With the possible exception of Shaqiri, who can be very thrusting in the right mood, introducing any one of those Liverpool players is a sideways move or a reaction to something the other team is doing. They're all capable and they each have their uses, but none of them possess the ability to quicken the speed of a game or increase the stress on an opponent. They can make Liverpool more solid and more resilient, but not more proactive. Not capable of doing more.
That deficiency most affected the middle of the pitch, because supremacy in that area so often provides the platform for chance creation. Yes, Liverpool retain their gegenpressing threat, but it’s not nearly as pronounced as it was. Opponents have grown smarter; they’re not as naive to the threat of the high press. The implication is that the side has to draw its impetus from the two full-backs or from central positions. Those players stoke the embers, that attacking trio creates the fire.
Clearly, that emphasises the importance of the midfield – its strength, but also its dexterity. And that’s why Liverpool are so interesting this season.

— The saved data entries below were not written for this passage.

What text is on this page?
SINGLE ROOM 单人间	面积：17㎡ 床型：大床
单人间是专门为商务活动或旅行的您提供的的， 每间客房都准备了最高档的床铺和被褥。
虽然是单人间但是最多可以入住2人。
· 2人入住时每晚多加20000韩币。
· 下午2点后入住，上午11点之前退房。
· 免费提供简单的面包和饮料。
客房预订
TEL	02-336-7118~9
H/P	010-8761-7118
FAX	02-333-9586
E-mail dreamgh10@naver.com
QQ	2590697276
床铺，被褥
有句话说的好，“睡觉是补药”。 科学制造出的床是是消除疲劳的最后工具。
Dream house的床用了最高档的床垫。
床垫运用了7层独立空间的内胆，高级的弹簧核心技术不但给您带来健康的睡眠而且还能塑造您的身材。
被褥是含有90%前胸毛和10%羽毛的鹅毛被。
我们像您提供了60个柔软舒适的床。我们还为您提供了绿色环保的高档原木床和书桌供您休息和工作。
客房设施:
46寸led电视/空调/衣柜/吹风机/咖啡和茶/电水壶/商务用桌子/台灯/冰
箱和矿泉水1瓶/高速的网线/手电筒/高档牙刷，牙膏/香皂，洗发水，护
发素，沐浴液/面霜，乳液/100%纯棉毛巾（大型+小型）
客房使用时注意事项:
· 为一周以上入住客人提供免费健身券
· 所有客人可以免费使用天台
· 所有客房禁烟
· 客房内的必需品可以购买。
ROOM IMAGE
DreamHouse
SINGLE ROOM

Actually, it was the improved range which dug them out of that hole at Old Trafford. The starting players never really generated any rhythm, but Klopp had players available to him who were capable of shifting the game’s momentum by virtue of just being on the field. Adam Lallana’s goal, for instance, came from an off-the-ball run which, most likely, no other Liverpool midfielder would have made. Alex Oxlade-Chamberlain nearly won the game late on with his instinctive verticality, the threat of which alone seemed to compel Manchester United to drop deeper.
Klopp will want a fast start against Tottenham on Sunday. The lesson hopefully learned from last week is that vulnerable sides – which Spurs very much are – need to be killed off quickly. The intensity of the performance has to be ratcheted tight from the opening whistle, so that the mistakes and goals follow fairly easily.
But – and this has relevance well beyond Sunday – the evolution of this side means that Liverpool pack much more than just a couple of early haymakers. Oxlade-Chamberlain and Lallana are two reasons why, but a more settled Naby Keita – who really had an excellent game in Genk (famously not Gent) on Wednesday – is another. Together, they give Klopp far greater command of his side’s mood. He can attack their slumps now and purge their ennui with these more combustible elements.
He can offer variations which pose different attacking questions. He can rewire the functionality of his team in a way which offers more than just change for change’s sake. Liverpool are as good as they were last year, but they now - crucially - have the capability of being different in many more meaningful ways.